Namun, begitu para awak KiaiKanjeng datang dan melakukan pemeriksaan suara dan memainkan salah satu lagunya, saya mulai agak sedikit paham, bahwa malam nanti Arab akan menjadi bagian dari desa Sumobito untuk sesaat. Kok bisa saya tahu itu lagu berasal dari Arab? Musik memiliki wilayah kebudayaannya sendiri. Contoh paling mudah ketika kita mendengar musik bisa kita identifikasi dari wilayah kebudayaan mana musik itu diusung. Yang pertama bisa dilihat dari penggunaan bahasanya. Yang kedua dari pemilihan penggunaan nadanya. Dan yang ketiga, info dari panitia penyelenggara. Bagian yang ketiga ini tak kalah penting. Karena informasi dari pihak yang terlibat langsung dalam penyelenggaraan suatu pentas, dalam metode penelitian sangat diperlukan untuk memperkuat data. Seperti data yang saya dapatkan sore itu di serambi masjid.

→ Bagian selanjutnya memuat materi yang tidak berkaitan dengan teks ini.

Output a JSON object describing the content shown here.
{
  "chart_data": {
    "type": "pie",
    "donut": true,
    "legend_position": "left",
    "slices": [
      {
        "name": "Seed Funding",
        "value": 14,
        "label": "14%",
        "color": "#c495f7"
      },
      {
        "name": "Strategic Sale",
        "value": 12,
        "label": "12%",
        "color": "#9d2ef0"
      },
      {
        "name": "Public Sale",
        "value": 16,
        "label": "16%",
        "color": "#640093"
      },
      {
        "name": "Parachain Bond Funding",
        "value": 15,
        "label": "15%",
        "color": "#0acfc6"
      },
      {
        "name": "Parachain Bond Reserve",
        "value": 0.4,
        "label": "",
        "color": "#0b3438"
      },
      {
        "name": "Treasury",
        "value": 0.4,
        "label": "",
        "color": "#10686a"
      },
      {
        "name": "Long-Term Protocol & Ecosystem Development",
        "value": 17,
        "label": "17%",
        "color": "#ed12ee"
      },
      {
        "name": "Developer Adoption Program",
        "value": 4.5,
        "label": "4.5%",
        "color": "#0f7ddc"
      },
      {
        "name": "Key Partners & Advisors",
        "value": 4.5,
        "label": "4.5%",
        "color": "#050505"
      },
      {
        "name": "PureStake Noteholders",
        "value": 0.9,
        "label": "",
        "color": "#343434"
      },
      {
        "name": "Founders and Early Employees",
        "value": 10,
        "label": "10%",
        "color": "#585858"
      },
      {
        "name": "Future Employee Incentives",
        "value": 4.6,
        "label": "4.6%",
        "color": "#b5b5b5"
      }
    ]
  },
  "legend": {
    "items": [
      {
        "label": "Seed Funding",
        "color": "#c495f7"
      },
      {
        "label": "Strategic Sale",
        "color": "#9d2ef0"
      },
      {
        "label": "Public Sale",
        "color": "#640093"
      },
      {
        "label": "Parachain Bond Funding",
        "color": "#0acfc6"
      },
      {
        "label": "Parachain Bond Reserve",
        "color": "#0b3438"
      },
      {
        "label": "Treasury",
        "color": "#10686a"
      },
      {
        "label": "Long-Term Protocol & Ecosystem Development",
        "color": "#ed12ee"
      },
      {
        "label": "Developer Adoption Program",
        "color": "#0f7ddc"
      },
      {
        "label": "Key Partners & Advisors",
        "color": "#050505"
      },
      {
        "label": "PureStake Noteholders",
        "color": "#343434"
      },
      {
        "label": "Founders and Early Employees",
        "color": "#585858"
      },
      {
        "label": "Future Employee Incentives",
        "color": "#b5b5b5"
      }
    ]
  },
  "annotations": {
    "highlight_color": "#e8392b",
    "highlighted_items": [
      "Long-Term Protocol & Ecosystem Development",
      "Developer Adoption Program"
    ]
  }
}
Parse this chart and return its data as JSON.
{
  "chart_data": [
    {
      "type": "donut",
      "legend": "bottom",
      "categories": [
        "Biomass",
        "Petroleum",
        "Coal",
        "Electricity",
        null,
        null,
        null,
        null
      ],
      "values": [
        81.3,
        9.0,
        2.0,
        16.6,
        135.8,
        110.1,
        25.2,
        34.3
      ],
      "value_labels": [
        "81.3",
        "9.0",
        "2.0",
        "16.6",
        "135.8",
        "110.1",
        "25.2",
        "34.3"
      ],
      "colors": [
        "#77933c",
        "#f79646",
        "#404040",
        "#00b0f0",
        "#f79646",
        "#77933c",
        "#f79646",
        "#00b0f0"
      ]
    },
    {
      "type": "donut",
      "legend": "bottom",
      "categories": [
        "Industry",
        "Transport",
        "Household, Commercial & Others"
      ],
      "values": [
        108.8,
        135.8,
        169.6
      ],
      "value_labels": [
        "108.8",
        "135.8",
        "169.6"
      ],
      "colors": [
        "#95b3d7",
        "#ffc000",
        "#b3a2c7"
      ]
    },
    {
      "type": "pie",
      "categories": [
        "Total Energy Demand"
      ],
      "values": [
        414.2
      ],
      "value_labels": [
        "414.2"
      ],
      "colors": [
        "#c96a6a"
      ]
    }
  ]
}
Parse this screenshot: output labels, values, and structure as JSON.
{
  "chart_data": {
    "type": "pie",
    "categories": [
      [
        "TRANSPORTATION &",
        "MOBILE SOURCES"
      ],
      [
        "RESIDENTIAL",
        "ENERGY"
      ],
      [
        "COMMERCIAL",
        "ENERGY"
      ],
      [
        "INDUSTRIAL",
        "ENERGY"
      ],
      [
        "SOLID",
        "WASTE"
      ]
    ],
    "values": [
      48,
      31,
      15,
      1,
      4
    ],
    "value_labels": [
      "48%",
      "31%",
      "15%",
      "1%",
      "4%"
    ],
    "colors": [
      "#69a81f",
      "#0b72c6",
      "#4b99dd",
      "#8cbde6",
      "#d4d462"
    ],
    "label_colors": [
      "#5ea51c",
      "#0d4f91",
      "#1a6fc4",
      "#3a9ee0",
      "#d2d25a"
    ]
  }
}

“Nanti, KiaiKanjeng akan memainkan nomor-nomor Umi Kultsum. Karena Cak Fuad adalah salah satu yang menggemari lagu-lagu dari Umi Kultsum. Hadiah spesial dari KiaiKanjeng untuk Cak Fuad.”
Begitu mendengar kata Umi Kultsum, setidaknya ada dua hal yang ada di kepala saya. Pertama, musik dari lagu-lagu Umi Kultsum termasuk musik yang tidak mudah dimainkan. Berkelas. Premium. Tidak sekadar musik orkes tapi orkestra. Salah satu ciri yang menonjol adalah eksplorasi maksimal dari alat musik berdawai. Kebudayaan musik Arab tidak begitu akrab dengan alat musik perkusi apalagi yang terbuat dari tembaga seperti gamelan di Jawa. Dominasi paling kentara berasal dari alat musik ‘Ud atau yang kita sering mengenalnya dengan sebutan Gambus.
Tidak hanya itu, selain berdawai, ada kecenderungan fretless, tidak dibatasi oleh sekat-sekat nada yang kaku. Tahu fret gitar kan? Yang dari kejauhan kayak garis-garis pembatas. Maka dari itu para ilmuwan musik memberi label bahwa nada-nada yang dimiliki oleh musik Arab memiliki jangkauan yang lebih luas atau sering disebut dengan microtonic. Saking banyaknya nada yang bisa dipecah-pecah sampai ke bagian yang kecil. Tidak hanya berjarak setengah, mungkin sampai seperempat, mungkin sampai seperdelapan, seperduabelas, atau lebih detail lagi daripada itu semua. Seperti nada-nada al bayat, al rast, al sika, al rakriez, al ‘ajm, al hijaz, dan al saba. Kapan-kapan kita bahas lebih rinci, karena ilmu saya belum sampai untuk mengurai nada-nada tersebut. Sering-sering saja shalat jamaah di masjid. Dengarkan cara membaca imamnya. Mungkin ada imam yang cara membacanya menggunakan pendekatan salah satu nada tersebut. Mungkin bayati, atau hijaz.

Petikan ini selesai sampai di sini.